I’m : a programmer, writer, podcaster, geek, and coffee enthusiast.

I’m a guy who doesn’t see anything good having come from the Internet. Period. [the Internet has] created this notion that anyone can have whatever they want at any given time. It’s as if the stores on Madison Avenue were open 24 hours a day. They feel entitled. They say, ‘Give it to me now,’ and if you don’t give it to them for free, they’ll steal it.

Michael Lynton, CEO Sony Pictures Entertainment (via tedr, kenyatta)

He’s implying a false dichotomy: either internet distribution of films cannot be possible, or everyone will download everything illegally without paying.

Obviously, this doesn’t reflect reality. The third option is for the major publishers to address the demand for internet distribution and PC-compatible formats by building online content stores and establishing distribution relationships.

The music industry had a rough start with the internet, but now it’s returning to solid footing: the legal, profitable ways to sell music to consumers on the internet (iTunes, Amazon MP3, etc.) are more attractive than piracy for most people.
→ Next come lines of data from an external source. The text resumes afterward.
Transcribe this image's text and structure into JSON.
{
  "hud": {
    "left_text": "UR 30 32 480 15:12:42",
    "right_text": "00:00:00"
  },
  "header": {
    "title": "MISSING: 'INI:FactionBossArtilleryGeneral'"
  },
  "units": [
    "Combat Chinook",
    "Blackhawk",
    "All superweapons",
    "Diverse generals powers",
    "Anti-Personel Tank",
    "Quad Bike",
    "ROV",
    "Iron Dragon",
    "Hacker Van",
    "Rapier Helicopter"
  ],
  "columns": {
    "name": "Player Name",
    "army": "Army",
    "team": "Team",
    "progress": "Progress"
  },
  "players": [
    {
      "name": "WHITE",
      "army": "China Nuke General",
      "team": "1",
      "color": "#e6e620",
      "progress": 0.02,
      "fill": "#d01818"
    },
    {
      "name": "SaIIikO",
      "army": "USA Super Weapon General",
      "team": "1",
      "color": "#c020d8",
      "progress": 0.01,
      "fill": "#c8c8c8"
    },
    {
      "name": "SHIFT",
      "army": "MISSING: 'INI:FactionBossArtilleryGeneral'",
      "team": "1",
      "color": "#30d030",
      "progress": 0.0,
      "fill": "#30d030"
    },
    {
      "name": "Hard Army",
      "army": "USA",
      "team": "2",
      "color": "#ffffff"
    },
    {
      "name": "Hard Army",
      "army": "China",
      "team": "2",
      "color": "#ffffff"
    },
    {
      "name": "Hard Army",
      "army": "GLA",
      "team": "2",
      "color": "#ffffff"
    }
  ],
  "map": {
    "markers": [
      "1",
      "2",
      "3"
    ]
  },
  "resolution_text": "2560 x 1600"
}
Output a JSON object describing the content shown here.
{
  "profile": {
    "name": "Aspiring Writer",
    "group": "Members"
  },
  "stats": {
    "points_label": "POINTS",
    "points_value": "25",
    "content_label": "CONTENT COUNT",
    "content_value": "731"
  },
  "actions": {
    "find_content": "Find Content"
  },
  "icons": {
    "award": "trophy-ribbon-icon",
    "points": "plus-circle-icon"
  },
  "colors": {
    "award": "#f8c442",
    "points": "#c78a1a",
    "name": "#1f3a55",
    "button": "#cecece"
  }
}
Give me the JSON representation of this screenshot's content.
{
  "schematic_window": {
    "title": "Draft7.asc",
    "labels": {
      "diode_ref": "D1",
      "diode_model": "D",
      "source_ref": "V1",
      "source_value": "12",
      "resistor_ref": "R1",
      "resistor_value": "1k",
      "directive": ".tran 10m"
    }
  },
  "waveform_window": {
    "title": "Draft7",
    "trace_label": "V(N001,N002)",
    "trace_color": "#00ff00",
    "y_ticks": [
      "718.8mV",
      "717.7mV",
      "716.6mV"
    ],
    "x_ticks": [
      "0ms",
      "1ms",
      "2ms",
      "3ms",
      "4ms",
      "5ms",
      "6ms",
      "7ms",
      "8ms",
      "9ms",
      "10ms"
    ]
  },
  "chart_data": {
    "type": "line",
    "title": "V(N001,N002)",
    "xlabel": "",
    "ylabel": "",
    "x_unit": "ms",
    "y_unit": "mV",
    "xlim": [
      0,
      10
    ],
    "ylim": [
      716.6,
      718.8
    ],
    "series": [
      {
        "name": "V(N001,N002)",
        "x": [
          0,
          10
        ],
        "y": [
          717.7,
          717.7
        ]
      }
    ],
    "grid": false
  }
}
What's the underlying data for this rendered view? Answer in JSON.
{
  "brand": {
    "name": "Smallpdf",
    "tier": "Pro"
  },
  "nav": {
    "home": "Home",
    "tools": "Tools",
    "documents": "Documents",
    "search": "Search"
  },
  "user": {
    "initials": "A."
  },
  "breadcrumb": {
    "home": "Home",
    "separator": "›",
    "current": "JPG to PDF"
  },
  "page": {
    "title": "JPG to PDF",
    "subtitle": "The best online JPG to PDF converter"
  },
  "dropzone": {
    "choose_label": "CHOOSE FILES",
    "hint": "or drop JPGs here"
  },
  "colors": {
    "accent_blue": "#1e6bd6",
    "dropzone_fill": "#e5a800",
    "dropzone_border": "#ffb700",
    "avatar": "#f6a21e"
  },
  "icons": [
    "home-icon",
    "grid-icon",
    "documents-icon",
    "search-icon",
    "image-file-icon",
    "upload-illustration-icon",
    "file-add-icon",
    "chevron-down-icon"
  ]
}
But the movie and television industries are lagging far behind.

It isn’t that difficult to be more attractive than piracy. Pirating movies and TV shows is unreliable and time-consuming. You have to find what you want on a BitTorrent tracker or a filesharing network, then you have to download it (which is usually much slower than downloading from the legal stores), then you might need to un-RAR it from 45 parts, then it has a badly formatted, often unreadable filename, then you finally get to watch it (if you don’t hit codec or container-format problems), then the quality is mediocre or the audio is slightly out of sync or it was badly deinterlaced or it’s anamorphic or it has TV-network overlays and promos and weather alerts splattered all over it or the audio is overdubbed in Russian with burned-in Spanish subtitles.

Yet, the movie and TV publishers are stuck where the music industry was sitting four years ago. Consumer demand for internet distribution is very high, and many computers and portable devices are capable of playing internet-delivered video content and common file formats. There are very few legal download options, and the few that exist are burdened with such restrictive DRM that the product is inflexible, limited, consumer-hostile, and unattractive to most pirates.

The video publishers only need to follow the music industry’s lead in taming internet piracy: make a better product.

They’re almost there. iTunes movies and TV shows are quick and convenient to find and buy, especially for Apple TV owners. Xbox 360 owners get the Live video store, which is similarly convenient. Pricing is slightly high, but not fatal. Download speeds absolutely fly, usually maxing out your internet connection. Video quality is acceptable at the standard level and very good at the “HD” level, and there are hardly ever any quality, sync, or metadata problems with the files. TV shows are better than watching on TV because there are no commercials, and movies are better than watching on DVD because there are no FBI warnings or legal disclaimers or forced previews or bad menus or animation delays or P-UOPs.

The next step is very simple: Drop the DRM. All of it, except where necessary for the definition of the product (the only good example I can think of here is a rental, which needs to be able to expire).

The music industry finally dropped their DRM, and look: nothing bad happened. Quite the opposite, actually: they’re achieving record-high sales. Music piracy didn’t skyrocket, because DRM wasn’t stopping pirates.

The record industry finally killed mainstream music piracy by offering a better product. It’s the movie and television industries’ turn. And any delay or failure along the way is entirely their fault — not the internet’s, not the pirates’, and not ours.